The world's best grilled cheese sandwich.
Makes one delicious sandwich
2 slices good sourdough bread (see notes)
1-2 Tablespoons unsalted butter, softened (see notes)
1-2 ounces thinly sliced gruyere cheese (see notes)
1. Set a dry nonstick or cast iron skillet over medium heat and let it warm while you work.
2. Spread the butter evenly and generously on each slice of bread. When the skillet is hot, lay one slice of bread, butter side down, in the skillet (it should sizzle gently when you do this). Layer the cheese onto the bread in the skillet in an even layer. Lay the second slice of bread, butter side up, on top.
3. Flip the sandwich over carefully, so that the freshly buttered side is now on the bottom (holding everything together as you do this, since the cheese won't have melted yet). The first side should be no more than lightly golden brown at this point (if it's darker, turn the heat down). Let the sandwich sit and sizzle in the pan for another 2-5 minutes, then flip the sandwich again.
4. The sandwich is ready when both sides are golden brown and crisp, and the cheese has melted. Serve hot, alongside a bowl of this tomato soup for one of the best cozy meals you can have.
A grilled cheese sandwich is a gift from the culinary gods, just about any way you do it. As long as you have enough cheese and reasonably good bread, you just about can't go wrong.
In this recipe, I'm combining good sourdough bread and gruyere cheese. They're really great together, because the slight tang of the sourdough and the strong, salty umami hit from the guyere combine for a flavor bomb in your mouth. It's one of those situations where the two come together in such perfect harmony that you don't notice either one. (What you notice is that you just can't stop eating this sandwich because it's the best thing you've ever tasted.)
So - what do I mean by good sourdough? I mean that, ideally, your baker made the bread from scratch and allowed it to ferment for a day or so before baking it. Like my local baker, Rachel Crampsey. A great loaf will be crusty on the outside, chewy on the inside, and a little sour all the way through.

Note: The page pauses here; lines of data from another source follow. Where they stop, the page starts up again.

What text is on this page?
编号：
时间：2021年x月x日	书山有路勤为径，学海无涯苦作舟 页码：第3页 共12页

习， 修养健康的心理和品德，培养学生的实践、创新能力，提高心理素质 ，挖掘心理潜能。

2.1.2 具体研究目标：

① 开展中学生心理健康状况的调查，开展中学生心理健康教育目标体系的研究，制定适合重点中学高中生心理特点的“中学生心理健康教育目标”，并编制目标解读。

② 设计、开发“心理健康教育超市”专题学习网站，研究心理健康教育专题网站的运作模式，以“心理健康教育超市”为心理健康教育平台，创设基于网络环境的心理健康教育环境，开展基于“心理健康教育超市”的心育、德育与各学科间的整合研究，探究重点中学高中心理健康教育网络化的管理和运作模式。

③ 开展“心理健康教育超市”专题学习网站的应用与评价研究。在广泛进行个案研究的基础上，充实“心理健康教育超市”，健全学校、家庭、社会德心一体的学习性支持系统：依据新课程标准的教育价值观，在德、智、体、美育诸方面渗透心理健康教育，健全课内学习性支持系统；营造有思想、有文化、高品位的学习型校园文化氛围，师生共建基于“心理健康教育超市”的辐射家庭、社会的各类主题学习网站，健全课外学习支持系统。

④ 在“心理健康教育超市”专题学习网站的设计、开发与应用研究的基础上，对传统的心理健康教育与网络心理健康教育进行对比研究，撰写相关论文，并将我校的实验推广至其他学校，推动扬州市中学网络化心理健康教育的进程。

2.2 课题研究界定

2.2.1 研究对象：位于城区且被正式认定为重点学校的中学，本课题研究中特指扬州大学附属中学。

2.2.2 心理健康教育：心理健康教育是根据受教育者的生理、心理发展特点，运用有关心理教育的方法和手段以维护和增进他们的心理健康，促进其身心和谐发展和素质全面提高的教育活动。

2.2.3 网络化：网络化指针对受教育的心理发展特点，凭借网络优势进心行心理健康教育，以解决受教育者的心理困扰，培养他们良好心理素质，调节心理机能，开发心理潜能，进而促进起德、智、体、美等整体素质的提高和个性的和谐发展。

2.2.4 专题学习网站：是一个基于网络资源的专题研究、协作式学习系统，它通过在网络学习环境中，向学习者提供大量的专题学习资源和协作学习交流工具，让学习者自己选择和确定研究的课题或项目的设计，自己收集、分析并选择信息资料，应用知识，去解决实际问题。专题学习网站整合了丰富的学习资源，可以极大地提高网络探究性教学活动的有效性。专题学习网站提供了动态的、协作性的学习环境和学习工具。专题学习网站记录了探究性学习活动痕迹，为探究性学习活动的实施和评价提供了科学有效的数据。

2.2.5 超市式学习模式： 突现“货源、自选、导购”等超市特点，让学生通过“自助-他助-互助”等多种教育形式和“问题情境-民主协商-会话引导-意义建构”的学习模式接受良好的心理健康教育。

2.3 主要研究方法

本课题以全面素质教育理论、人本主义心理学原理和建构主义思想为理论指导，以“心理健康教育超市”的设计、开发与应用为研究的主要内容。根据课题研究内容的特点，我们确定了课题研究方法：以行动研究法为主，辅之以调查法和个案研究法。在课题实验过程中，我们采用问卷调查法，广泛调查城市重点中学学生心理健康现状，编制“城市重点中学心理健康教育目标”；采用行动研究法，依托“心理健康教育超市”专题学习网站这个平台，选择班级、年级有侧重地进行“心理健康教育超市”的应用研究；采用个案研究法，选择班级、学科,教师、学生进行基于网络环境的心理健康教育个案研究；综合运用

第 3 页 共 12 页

For the curious: check out this episode from Gastropod, all about sourdough - the microbes, the starters, the bakers, the loaves and the history (which came first - the beer or the bread?).
So - what if you don't have good sourdough? Just use the best bread you can find.
The amount of butter you'll want will depend on the size of your slices. If you're cutting slices yourself from a hand-crafted loaf, it also depends on whether you're cutting diagonal slices, which will be bigger than perpendicular slices. The main idea is to be generous. (And softened butter will make it easier to slather the right amount on evenly.)
Finally: To lid or not to lid? You might have noticed I don't call for covering the skillet at any point. I think it's unnecessary - if the temperature is just right, the sandwich will be in the pan long enough for the cheese to melt without being covered. The problem with covering the pan is that the sandwich might steam a bit rather than frying, which will leave you with not-quite-so crispy golden brown bread. So bottom line: I don't lid.